Possible improvements

• Find (or write) an alternative async executor which allows for explicit handling out-of-memory errors.
• Find a lighter alternative to warp which uses smol instead of tokio.
• Try to eliminate more hidden heap allocator calls by either swapping out dependencies for #![no_std] alternatives, or rewriting certain functionality ourselves with adequate tests. Robust fallible memory allocation is unfortunately not available in the Rust standard library at the moment (at least, not on stable), so the fallible-collections wrapper crate should do the trick for now until stabilization.
• Add conman to a cgroup (V2) before spawning, which would allow us to gather rich service metrics about memory usage, CPU usage, thresholds, etc. We also would need to leverage this cgroup to enforce OOM limits the container itself (see internal/oci/runtime_oci.go from CRI-O).
• Add caching system for the state() method by storing some information on the Container side.
• Re-architect Engine::new() such that we can avoid using tokio::spawn() for running the signal handler task and rely on lighter primitives like join!() instead.
• Improve quality and moderate the frequency of log messages.
• Make the service generic over both TCP and UDS streams, so we may be able to write some automated integration or E2E tests in the future.

Troubleshooting

This container engine leverages rootless containers for increased security, convenience, and flexibility. Like other rootless container engines, e.g. rootless Podman, there are several Linux kernel features that must be available for this engine to run:

1) System must have /etc/subuid and /etc/subguid

Required for container creation

If you see an error like this when starting containers:

writing file `/proc/7109/gid_map`: Invalid argument
setresuid(0): Invalid argument

then it is possible that your Linux distribution may not come with /etc/subuid and/or /etc/subgid files, or perhaps they are configured incorrectly. For example, Arch Linux's version of shadow does not come with either file by default.

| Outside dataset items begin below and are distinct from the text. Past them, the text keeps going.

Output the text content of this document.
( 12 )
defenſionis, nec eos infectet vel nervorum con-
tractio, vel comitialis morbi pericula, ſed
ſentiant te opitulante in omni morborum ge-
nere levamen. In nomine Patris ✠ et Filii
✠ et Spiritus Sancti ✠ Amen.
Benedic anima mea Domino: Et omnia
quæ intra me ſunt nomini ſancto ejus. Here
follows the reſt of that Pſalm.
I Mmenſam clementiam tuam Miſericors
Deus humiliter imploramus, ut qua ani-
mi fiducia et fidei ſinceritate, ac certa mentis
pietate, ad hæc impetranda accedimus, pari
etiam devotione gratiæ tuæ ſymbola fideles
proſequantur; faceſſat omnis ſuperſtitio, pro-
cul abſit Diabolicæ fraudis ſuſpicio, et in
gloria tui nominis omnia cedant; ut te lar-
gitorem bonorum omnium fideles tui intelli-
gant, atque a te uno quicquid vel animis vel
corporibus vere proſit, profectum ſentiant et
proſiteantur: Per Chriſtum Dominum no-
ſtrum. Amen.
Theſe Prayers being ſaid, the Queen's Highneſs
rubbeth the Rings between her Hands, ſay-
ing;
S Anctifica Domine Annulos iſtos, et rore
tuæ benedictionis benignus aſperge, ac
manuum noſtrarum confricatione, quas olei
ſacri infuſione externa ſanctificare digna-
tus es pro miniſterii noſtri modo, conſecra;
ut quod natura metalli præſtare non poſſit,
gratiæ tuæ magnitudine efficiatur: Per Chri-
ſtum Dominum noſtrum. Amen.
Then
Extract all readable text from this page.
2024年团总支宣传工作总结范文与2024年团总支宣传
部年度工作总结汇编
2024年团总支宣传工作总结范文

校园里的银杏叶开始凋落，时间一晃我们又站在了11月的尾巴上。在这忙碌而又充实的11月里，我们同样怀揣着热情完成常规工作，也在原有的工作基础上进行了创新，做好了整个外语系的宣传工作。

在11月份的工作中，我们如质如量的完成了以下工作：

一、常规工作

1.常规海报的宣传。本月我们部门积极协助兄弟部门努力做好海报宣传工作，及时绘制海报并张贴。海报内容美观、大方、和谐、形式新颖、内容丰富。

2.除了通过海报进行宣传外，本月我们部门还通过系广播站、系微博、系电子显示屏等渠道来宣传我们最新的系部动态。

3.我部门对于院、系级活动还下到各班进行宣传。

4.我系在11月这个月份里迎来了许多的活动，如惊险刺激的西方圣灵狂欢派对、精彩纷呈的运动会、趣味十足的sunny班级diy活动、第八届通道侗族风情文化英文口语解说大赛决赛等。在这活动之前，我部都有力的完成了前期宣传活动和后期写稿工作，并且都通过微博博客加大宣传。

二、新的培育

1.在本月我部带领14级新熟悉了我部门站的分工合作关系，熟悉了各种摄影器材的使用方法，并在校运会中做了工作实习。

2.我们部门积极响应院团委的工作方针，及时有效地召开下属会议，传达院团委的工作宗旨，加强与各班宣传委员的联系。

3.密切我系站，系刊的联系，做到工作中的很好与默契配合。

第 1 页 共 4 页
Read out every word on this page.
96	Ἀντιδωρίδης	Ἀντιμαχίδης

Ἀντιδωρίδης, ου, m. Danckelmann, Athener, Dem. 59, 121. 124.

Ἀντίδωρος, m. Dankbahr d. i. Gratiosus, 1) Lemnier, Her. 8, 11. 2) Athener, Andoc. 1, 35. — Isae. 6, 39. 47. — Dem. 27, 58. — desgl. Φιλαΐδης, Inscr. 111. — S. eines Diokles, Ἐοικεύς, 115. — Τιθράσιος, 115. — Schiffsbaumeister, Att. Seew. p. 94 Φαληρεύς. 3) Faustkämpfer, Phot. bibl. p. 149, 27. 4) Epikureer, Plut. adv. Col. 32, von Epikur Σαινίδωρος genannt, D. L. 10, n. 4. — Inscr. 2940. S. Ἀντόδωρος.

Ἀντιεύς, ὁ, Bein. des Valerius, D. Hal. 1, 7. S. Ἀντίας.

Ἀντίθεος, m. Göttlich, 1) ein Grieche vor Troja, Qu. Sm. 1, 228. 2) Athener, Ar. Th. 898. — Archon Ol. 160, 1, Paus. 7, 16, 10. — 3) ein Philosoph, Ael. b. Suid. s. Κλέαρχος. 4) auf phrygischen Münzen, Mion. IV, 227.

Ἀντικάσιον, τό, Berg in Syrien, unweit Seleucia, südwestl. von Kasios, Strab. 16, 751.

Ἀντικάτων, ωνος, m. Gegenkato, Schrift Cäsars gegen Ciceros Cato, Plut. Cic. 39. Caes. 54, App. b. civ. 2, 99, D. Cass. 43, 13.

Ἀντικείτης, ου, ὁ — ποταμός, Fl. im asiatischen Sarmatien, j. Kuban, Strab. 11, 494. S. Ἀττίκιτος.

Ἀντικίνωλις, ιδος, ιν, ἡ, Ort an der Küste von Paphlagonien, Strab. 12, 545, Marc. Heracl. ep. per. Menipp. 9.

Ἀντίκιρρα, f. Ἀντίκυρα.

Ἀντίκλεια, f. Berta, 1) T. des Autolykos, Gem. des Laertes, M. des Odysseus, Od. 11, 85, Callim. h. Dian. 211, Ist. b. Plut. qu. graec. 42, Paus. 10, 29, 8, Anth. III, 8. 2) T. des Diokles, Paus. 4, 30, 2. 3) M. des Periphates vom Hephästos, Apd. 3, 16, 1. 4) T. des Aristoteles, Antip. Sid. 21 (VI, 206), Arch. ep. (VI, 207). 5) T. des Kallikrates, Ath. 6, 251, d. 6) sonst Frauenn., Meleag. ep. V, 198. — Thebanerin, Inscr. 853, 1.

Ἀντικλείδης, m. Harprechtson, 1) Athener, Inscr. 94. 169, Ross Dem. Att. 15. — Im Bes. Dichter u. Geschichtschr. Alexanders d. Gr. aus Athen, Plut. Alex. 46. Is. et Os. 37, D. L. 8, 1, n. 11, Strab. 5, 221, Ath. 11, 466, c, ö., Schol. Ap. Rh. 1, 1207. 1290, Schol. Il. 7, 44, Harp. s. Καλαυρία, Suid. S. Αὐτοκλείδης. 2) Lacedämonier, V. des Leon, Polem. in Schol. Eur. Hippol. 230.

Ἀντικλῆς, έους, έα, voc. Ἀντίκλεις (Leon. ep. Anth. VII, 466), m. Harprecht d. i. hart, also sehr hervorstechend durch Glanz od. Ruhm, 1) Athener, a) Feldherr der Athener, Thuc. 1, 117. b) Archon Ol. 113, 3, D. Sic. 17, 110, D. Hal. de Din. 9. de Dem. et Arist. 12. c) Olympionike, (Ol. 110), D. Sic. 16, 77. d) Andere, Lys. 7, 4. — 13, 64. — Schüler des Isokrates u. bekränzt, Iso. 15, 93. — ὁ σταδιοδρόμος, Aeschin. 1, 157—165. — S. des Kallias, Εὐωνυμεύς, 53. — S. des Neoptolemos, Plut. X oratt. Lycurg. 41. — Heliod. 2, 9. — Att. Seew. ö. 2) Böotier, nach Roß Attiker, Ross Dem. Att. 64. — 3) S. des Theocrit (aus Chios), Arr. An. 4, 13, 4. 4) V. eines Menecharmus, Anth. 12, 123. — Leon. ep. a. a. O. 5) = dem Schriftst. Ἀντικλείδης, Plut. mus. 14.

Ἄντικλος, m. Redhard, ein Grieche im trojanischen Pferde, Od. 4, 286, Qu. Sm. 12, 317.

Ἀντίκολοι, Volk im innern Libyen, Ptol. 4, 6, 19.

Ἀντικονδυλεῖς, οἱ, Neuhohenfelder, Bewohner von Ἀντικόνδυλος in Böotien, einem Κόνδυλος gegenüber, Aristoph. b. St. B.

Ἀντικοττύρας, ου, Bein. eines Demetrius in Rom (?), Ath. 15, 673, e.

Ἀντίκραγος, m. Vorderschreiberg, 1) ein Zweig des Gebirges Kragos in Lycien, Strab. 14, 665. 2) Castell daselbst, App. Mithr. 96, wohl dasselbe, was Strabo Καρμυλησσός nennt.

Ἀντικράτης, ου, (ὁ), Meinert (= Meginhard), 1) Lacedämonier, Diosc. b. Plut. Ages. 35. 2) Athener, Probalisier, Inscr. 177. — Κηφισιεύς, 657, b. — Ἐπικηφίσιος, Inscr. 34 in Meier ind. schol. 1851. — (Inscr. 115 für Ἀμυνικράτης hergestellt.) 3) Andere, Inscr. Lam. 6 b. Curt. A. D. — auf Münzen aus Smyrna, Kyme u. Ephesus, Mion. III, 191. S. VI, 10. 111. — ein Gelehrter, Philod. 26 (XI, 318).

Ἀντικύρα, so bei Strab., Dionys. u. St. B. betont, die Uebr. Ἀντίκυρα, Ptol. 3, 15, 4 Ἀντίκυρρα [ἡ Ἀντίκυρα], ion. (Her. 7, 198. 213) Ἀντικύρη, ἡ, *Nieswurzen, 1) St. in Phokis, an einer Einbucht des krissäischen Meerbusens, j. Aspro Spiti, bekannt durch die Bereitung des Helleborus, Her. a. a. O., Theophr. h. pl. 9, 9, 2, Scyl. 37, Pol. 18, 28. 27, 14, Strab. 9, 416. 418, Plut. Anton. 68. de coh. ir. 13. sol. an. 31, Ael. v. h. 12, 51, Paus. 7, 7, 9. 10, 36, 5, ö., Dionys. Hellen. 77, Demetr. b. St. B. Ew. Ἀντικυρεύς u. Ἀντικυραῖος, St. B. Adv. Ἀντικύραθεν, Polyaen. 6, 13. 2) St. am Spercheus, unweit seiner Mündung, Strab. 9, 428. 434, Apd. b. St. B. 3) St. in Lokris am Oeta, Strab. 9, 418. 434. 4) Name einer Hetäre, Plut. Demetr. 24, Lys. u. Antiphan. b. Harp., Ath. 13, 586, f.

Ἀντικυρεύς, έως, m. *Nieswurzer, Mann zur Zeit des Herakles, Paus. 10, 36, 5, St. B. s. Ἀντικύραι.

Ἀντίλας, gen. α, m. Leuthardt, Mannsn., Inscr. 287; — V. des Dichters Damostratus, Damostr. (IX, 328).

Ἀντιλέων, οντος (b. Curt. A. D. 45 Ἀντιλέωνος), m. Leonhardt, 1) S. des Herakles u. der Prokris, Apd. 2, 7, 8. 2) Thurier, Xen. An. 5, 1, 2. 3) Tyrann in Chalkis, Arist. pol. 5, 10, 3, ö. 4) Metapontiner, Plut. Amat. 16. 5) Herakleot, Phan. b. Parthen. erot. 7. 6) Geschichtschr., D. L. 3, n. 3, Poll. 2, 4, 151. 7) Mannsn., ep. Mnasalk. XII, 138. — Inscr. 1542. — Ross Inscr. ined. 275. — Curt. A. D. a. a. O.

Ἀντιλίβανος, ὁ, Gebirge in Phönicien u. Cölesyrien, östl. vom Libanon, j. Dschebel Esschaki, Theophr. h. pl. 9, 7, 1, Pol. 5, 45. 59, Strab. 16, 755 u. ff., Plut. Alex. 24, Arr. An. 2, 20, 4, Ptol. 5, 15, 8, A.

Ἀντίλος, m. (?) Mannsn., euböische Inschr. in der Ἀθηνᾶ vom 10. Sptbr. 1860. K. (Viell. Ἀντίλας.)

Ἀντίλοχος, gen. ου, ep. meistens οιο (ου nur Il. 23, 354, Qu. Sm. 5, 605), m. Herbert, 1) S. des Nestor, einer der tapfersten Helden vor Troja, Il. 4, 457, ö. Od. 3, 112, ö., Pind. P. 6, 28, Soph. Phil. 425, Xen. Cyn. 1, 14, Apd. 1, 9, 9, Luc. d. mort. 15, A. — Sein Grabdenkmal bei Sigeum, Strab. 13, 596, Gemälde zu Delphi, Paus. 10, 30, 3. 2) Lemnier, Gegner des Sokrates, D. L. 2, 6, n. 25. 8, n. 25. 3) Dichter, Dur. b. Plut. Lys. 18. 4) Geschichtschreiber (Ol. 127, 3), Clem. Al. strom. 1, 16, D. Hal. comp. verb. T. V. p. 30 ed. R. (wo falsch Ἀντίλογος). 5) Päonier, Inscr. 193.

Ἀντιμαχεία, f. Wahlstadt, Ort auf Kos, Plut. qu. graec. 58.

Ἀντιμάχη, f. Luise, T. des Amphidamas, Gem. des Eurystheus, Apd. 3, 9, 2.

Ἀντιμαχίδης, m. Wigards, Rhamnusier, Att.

If neither /etc/subuid nor /etc/subgid exist, you can create them like so:

USERNAME=$(whoami) # Alternatively, use a user group that you belong to.
echo "$USERNAME:165536-169631" | sudo tee /etc/subuid /etc/subgid

On the other hand, if both /etc/subuid and /etc/subgid exist, but your user or member group is missing, you can dedicate a range of sub-UIDs and GIDs to yourself for use with light-containerd:

USERNAME=$(whoami) # Alternatively, use a user group that you belong to.
sudo usermod --add-subuids 165536-169631 --add-subgids 165536-169631 "$USERNAME"

2) System must support cgroup V2

Required for container pause/resume

At the time of writing, only Fedora Linux ≥31 adopts cgroup V2 by default. Provided you are running systemd ≥226 with Linux ≥4.2, you may add the following kernel boot parameter and restart to enable cgroup V2:

systemd.unified_cgroup_hierarchy=1

This mounts both cgroupfs and cgroupfs2 in a unified filesystem hierarchy, safely allowing any existing cgroup V1 applications to continue working.